Relaxation is good for people of any age. The techniques help us relax by slowing down our heart rate. It releases physical tension. It gives us a sense of having a break from stress for a few minutes and afterward we have a much calmer mood.
Typical techniques are especially good for prime family caregivers of loved ones with dementia. Dementia is so difficult because our loved ones are unaware of the problems and stresses they cause, and are unable to change or help. In fact their condition will only worsen and so will our stress.
Researchers generally classify relaxation techniques into two different categories: concentrative and non-concentrative. Concentrative techniques involve focusing on a particular object such as a candle flame, the sound of an instrument, or a particular mantra. Non-concentrative techniques may include the sounds of nature, the ticking of a clock, or our own breathing. There are many types of meditation. Some include:
- Breathing Techniques: There are several different techniques. Most often begin with deep, rapid breathing and end in slow, restful breathing.
- Basic Relaxation: This involves sitting in a comfortable position and just trying to quiet your mind by thinking of nothing. It sounds easy, but is not, because thoughts keep popping in. One way to begin is to observe yourself and your thoughts. Notice the narrative voices in your head, but don’t engage them. Just let them go.
- Focused Relaxation: Using this technique, you focus on something intently, but don’t engage your thoughts about it. You can focus on something visual like a candle flame or a statue; something auditory like sounds of nature; something constant like your own breathing or the ticking of a clock. I use this form of relaxation and use a mantra for my focus. When I am aware of thoughts intruding I simply return to my mantra.
- Activity-Oriented Relaxation: This involves a repetitive activity where you can get ‘in the zone’ and experience ‘flow’. My brother uses running as his activity. It quiets his mind and allows his brain to shift. Other activities may include gardening, creating artwork or practicing yoga. Whichever activity you choose, should be a constant.
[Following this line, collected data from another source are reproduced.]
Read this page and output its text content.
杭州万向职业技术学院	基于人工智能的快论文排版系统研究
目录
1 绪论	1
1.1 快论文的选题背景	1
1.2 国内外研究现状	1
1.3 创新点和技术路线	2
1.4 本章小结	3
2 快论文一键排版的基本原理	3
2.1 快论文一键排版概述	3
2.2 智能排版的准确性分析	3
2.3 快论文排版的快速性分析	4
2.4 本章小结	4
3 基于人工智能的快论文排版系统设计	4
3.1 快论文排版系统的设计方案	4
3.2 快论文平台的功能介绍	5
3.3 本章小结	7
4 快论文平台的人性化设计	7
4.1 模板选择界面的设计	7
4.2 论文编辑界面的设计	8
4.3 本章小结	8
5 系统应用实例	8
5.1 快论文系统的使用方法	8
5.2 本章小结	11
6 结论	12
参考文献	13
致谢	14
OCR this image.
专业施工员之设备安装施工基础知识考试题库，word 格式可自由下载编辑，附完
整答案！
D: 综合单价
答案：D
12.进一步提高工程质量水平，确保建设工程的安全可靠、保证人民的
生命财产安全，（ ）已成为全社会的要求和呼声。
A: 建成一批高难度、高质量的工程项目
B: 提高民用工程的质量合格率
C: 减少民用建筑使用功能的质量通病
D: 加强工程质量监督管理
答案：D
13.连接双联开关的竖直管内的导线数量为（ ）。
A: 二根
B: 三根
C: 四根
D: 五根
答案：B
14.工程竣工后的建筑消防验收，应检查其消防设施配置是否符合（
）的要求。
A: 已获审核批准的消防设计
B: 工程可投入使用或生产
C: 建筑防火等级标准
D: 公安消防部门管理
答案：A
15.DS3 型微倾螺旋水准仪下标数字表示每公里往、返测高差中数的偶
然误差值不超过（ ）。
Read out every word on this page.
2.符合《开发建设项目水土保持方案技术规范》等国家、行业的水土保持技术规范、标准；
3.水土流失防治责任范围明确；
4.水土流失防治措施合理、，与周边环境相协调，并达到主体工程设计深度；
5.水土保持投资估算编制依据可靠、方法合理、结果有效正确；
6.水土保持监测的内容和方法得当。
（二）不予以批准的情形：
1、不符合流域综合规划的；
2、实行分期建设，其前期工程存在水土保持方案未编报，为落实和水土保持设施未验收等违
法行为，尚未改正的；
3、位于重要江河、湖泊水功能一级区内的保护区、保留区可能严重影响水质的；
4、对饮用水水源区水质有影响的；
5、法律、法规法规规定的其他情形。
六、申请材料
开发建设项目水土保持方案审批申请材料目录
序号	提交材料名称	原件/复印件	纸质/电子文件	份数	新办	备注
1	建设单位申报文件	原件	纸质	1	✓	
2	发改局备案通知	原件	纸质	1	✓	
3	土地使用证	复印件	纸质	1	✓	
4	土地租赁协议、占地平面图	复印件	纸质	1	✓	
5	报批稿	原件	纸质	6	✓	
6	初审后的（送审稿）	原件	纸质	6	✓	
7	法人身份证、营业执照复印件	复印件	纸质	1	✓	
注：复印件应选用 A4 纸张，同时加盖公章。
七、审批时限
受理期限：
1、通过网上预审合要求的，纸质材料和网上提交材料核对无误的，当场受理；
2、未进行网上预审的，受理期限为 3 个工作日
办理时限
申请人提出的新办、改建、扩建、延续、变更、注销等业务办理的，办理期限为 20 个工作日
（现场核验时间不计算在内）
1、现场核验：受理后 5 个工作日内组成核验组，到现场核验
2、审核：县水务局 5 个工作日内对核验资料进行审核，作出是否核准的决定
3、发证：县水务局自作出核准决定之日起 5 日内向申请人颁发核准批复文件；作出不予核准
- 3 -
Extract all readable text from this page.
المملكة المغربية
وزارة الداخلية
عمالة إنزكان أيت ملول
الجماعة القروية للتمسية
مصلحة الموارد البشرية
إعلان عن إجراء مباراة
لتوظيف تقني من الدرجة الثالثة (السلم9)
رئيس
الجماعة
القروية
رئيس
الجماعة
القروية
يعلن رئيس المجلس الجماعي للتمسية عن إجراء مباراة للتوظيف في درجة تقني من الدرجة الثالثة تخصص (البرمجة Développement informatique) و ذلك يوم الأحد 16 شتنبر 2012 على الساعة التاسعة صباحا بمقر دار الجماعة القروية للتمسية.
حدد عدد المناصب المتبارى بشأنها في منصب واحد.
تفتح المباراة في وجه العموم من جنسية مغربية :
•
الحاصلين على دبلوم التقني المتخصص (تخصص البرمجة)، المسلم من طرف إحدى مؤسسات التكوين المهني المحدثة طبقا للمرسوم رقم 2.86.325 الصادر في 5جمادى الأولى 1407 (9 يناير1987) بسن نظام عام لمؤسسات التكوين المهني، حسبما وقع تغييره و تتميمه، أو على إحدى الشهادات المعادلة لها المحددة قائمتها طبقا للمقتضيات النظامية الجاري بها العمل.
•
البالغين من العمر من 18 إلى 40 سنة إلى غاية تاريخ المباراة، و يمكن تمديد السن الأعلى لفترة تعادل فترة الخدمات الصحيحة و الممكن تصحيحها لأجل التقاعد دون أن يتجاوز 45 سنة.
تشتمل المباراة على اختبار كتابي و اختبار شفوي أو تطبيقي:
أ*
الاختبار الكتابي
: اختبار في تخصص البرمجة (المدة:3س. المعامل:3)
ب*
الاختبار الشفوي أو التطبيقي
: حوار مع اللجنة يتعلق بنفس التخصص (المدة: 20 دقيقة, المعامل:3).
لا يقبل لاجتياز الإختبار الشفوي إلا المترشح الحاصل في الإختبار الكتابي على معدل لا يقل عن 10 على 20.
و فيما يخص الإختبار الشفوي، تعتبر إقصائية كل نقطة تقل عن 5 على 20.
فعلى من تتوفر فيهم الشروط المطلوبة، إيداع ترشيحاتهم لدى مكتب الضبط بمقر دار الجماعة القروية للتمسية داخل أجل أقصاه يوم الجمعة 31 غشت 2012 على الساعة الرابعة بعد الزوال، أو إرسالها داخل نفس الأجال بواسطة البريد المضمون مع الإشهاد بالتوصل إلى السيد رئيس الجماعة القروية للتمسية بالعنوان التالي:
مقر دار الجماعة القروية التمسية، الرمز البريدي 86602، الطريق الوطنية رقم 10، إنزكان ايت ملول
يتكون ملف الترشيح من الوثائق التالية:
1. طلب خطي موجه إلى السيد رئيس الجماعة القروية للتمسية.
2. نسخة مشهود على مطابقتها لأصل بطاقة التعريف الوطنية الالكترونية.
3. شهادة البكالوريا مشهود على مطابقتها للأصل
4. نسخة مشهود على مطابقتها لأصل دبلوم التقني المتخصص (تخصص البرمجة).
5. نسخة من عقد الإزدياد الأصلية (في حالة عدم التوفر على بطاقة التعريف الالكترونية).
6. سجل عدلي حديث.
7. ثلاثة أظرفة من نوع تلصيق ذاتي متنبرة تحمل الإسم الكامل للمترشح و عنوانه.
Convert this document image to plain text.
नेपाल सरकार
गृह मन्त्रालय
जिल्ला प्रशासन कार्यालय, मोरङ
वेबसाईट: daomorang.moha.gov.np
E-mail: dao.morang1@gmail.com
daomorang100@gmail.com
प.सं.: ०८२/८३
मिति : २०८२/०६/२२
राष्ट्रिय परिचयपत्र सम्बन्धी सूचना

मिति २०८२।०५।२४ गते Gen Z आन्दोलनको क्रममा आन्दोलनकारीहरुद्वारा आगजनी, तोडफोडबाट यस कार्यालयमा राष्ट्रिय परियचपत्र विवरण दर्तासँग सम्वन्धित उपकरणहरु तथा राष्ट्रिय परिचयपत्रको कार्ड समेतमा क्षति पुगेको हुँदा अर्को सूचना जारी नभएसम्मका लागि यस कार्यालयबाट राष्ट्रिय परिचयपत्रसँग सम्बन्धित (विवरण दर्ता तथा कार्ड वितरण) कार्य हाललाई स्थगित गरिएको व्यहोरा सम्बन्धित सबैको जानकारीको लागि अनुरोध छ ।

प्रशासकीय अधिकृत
- Mindfulness Techniques: The object is to stay in the moment and not think about the future or the past. You may focus on sensations you feel in your body or emotions from the sensations you feel. You should not examine why you feel the sensations or emotions, but just experience them as sensations.
- Spiritual Techniques: For many people meditation is a spiritual practice, not a religious practice. It is a time when they can feel and hear God speaking. For me this is true. I experience ‘guidance’ and ‘inner wisdom’ once my mind is quiet. This is clearly true when I practice Lectio Divina (latin for divine reading). This form of relaxation is a traditional Benedictine practice of scriptural reading, meditation and prayer intended to promote communion with God.
- Namaste: This is a form of relaxation that is being examined and used more and more for people with dementia. Namaste means ‘awakening the spirit within’. During this form of relaxation the individual experiences peace using all of his/her senses. Soft music or sounds of nature are playing, beautiful scenery is enjoyed, popsicles or ice cream is eaten, soft caressing touch is experienced, and beautiful scents are in the air. We use this technique on even our most advanced cases of dementia with wonderful results.
With meditation, the benefits build over time. After regular meditations over months and years, you’ll experience long-term benefits such as less reactivity toward stress, lower blood pressure and greater mental and emotional clarity.